I have done some research and would like to share.
Generally to eliminate the use of target network one needs to show that training would be stable under off-policy semi-gradient.
There are two approaches that might work:
- Experience reweighting
- Constrained optimization
Experience reweighting
Probably the simplest idea is to use importance sampling ratio (Precup 2001) to multiply each sample. This would correct the off-policy sample distribution to be on-policy distribution. It has been shown (Sutton 2016) that on-policy samples lead to stability for semi-gradient. However, this line of work that corrects for sample distribution has high variance and does not work well in practice.

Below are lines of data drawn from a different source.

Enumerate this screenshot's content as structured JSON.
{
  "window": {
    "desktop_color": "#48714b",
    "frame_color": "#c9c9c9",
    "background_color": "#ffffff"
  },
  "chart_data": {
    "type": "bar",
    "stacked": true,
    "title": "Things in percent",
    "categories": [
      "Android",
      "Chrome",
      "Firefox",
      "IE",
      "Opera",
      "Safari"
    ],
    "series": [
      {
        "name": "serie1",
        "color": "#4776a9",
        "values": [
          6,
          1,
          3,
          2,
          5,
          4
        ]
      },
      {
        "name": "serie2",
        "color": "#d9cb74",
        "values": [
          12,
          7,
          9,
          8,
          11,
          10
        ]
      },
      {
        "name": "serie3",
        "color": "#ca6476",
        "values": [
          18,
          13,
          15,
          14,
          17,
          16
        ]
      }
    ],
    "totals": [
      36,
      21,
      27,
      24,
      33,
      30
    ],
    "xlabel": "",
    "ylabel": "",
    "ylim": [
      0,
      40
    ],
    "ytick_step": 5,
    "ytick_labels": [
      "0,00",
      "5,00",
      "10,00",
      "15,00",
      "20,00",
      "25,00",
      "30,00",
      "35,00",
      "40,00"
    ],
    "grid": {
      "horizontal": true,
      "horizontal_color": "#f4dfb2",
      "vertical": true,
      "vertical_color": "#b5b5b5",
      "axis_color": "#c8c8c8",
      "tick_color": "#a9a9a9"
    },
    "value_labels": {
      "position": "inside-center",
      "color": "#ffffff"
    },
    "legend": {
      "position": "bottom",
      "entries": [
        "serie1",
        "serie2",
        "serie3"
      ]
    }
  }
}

Another line of work aimed to partially correct the distribution only to the extent that would be provably stable is called Emphatic TD (Sutton 2016). The distribution is still mostly off-policy but is proved to be stable under linear function approximation.
Constrained optimization
The general wisdom comes from the fact that updating a value would also alter the target value since they share the same set of parameters. This problem is called over-generalization. To reduce this, Durugkar suggests that constraining the target Q-value after parameter update to be steady helps reduce divergence. Achiam 2019 provides a good overview of the problem, and suggests a way to make sure that the update is non-expansion (which should prevent divergence).
Sidenote
Some works have shown convergence under off-policy samples but only in tabular case. It takes much more to show that it is stable in function approximation (even a linear one).
Works like:
- Q($\lambda$) (Harutyunyan 2016), which augments the value function with a correction term
- Retrace($\lambda$) (Munos 2016), which extends the former by truncating the importance sampling ratio
are shown to work only in tabular case.